Adding languages that are widely studied in a country is a valid use case. Because the number of languages is limited to 16, it may sometimes be preferable to show a widely studied language than a local language spoken by a few people (as tragic as it is). We just need to figure out how to collect and store this data. Maybe getting relevant feedback from the communities is acceptable as long as we don't have a comprehensive data source like CLDR for this.

Submitting bug reports to CLDR may work well enough, except for the regional variance which is a complex matter (at some point we might "just" ask them more locales, or something). But we'll see how my reports are received.

What's really not covered by CLDR is something quite common on our wikis (and online in general?) i.e. reading an article in your best language and then also skim/get the gist of half a dozen other languages you don't know but are sufficiently closely related to extract some basic info from, like "OMG that French article has five sections on person X which we don't even mention in Italian".

Update: I got response yesterday from the CLDR committee on all the four tickets, I had to submit some more data for three of them and I just did so for all though immigrants are going to be tricky.
On one thing they've been clear, they don't handle Latin and Ancient Greek: any way to edit those in out own version?

Please clarify what "they don't handle Latin and Ancient Greek" actually means in the context of this bug.

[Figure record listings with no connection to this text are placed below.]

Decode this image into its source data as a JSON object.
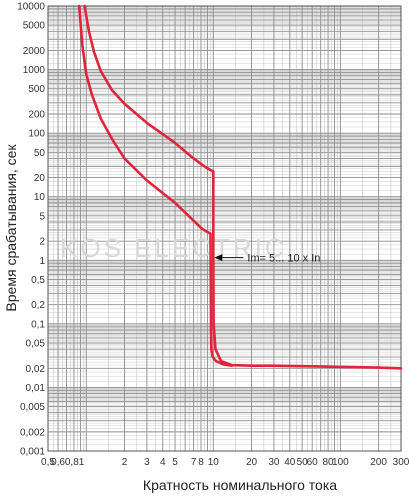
{
  "chart_data": {
    "type": "line",
    "xlabel": "Кратность номинального тока",
    "ylabel": "Время срабатывания, сек",
    "xscale": "log",
    "yscale": "log",
    "xlim": [
      0.5,
      300
    ],
    "ylim": [
      0.001,
      10000
    ],
    "grid": true,
    "x_tick_labels": [
      {
        "v": 0.5,
        "t": "0,5"
      },
      {
        "v": 0.6,
        "t": "0,6"
      },
      {
        "v": 0.81,
        "t": "0,81"
      },
      {
        "v": 2,
        "t": "2"
      },
      {
        "v": 3,
        "t": "3"
      },
      {
        "v": 4,
        "t": "4"
      },
      {
        "v": 5,
        "t": "5"
      },
      {
        "v": 7,
        "t": "7"
      },
      {
        "v": 8,
        "t": "8"
      },
      {
        "v": 10,
        "t": "10"
      },
      {
        "v": 20,
        "t": "20"
      },
      {
        "v": 30,
        "t": "30"
      },
      {
        "v": 40,
        "t": "40"
      },
      {
        "v": 50,
        "t": "50"
      },
      {
        "v": 60,
        "t": "60"
      },
      {
        "v": 80,
        "t": "80"
      },
      {
        "v": 100,
        "t": "100"
      },
      {
        "v": 200,
        "t": "200"
      },
      {
        "v": 300,
        "t": "300"
      }
    ],
    "y_tick_labels": [
      {
        "v": 10000,
        "t": "10000"
      },
      {
        "v": 5000,
        "t": "5000"
      },
      {
        "v": 2000,
        "t": "2000"
      },
      {
        "v": 1000,
        "t": "1000"
      },
      {
        "v": 500,
        "t": "500"
      },
      {
        "v": 200,
        "t": "200"
      },
      {
        "v": 100,
        "t": "100"
      },
      {
        "v": 50,
        "t": "50"
      },
      {
        "v": 20,
        "t": "20"
      },
      {
        "v": 10,
        "t": "10"
      },
      {
        "v": 5,
        "t": "5"
      },
      {
        "v": 2,
        "t": "2"
      },
      {
        "v": 1,
        "t": "1"
      },
      {
        "v": 0.5,
        "t": "0,5"
      },
      {
        "v": 0.2,
        "t": "0,2"
      },
      {
        "v": 0.1,
        "t": "0,1"
      },
      {
        "v": 0.05,
        "t": "0,05"
      },
      {
        "v": 0.02,
        "t": "0,02"
      },
      {
        "v": 0.01,
        "t": "0,01"
      },
      {
        "v": 0.005,
        "t": "0,005"
      },
      {
        "v": 0.002,
        "t": "0,002"
      },
      {
        "v": 0.001,
        "t": "0,001"
      }
    ],
    "series": [
      {
        "x": [
          0.97,
          1.05,
          1.15,
          1.3,
          1.6,
          2,
          3,
          5,
          7,
          8.5,
          9.6,
          10.0,
          10.0,
          10.05,
          10.4,
          11.5,
          14,
          20,
          30,
          60,
          100,
          200,
          300
        ],
        "y": [
          10000,
          4000,
          1900,
          950,
          470,
          290,
          145,
          70,
          40,
          30,
          26,
          25,
          1.5,
          0.1,
          0.04,
          0.026,
          0.0225,
          0.022,
          0.022,
          0.0215,
          0.021,
          0.0205,
          0.02
        ]
      },
      {
        "x": [
          0.88,
          0.93,
          1.0,
          1.1,
          1.3,
          1.6,
          2,
          3,
          5,
          7,
          8.2,
          8.8,
          9.3,
          9.5,
          9.55,
          9.6,
          9.65,
          9.9,
          10.5,
          12,
          14
        ],
        "y": [
          10000,
          2500,
          850,
          420,
          170,
          80,
          40,
          18,
          8,
          4.2,
          3.1,
          2.85,
          2.7,
          2.6,
          0.5,
          0.08,
          0.04,
          0.03,
          0.026,
          0.023,
          0.022
        ]
      }
    ],
    "colors": {
      "curve": "#e0243c",
      "grid_major": "#8e8e8e",
      "grid_minor": "#bdbdbd",
      "frame": "#555555"
    },
    "annotation": {
      "text": "Im= 5... 10 x In",
      "arrow_target": {
        "x": 10,
        "y": 1.1
      }
    },
    "watermark": "KOS ELECTRIC"
  }
}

(In reply to Niklas Laxström from comment #9)

Please clarify what "they don't handle Latin and Ancient Greek" actually
means in the context of this bug.

This:

(from comment #0)

a) I surely want to see all the languages most studied in Italy, i.e.
[...] Latin

As far as I know, we do not currently have mechanism to override or amend the list of suggested languages per country. That can be a separate feature request.

It's taking some effort but all the dependencies filed upstream are progressing, except https://github.com/wikimedia/jquery.uls/issues/134 ; then there's still the issue of how to deal with Latin.

All CLDR tickets other than the request for immigrants' languages have been fixed.
http://unicode.org/cldr/trac/changeset/10650
http://unicode.org/cldr/trac/changeset/10629
http://unicode.org/cldr/trac/changeset/10626
No replies from jquery.uls at https://github.com/wikimedia/jquery.uls/issues/134.

I don't know how to make the two open issues move forward, but let's please update jquery.uls and ULS as soon as CLDR 26 is released.

(In reply to Nemo from comment #13)

All CLDR tickets other than the request for immigrants' languages have been
fixed.
http://unicode.org/cldr/trac/changeset/10650
http://unicode.org/cldr/trac/changeset/10629
http://unicode.org/cldr/trac/changeset/10626
No replies from jquery.uls at
https://github.com/wikimedia/jquery.uls/issues/134.

let's please update jquery.uls and ULS as soon as CLDR 26 is released.

We still wait for adapting CLDR 25 I think (bug 62861)... :-/

CLDR extension can be updated separately from the plural rules in core, so that is not an issue.

Change 162626 had a related patch set uploaded by Santhosh:
Update jquery.uls to upstream at a8afed3

https://gerrit.wikimedia.org/r/162626

Change 162626 merged by jenkins-bot:
Update jquery.uls to upstream at a8afed3

https://gerrit.wikimedia.org/r/162626

Change 162626 merged by jenkins-bot:
Update jquery.uls to upstream at a8afed3

https://gerrit.wikimedia.org/r/162626

Great!

(from comment #4)

"IT":["it","en","nap","scn","fur","de","fr","sl","ca","el","hr"]

became "IT":["it","en","fr","lmo","pms","sc","de","vec","nap","lij","scn","sl","sdc","fur","egl","ca","el","hr","rgn"]

"lmo" and "pms" before "sc" are "un pugno in un occhio", but the list is now much better and most points are solved. I added two more CLDR tickets to avoid forgetting, but this can be closed.

Suggestions for immigrants etc. are still very bad, I've commented upstream:
https://unicode-org.atlassian.net/browse/CLDR-7102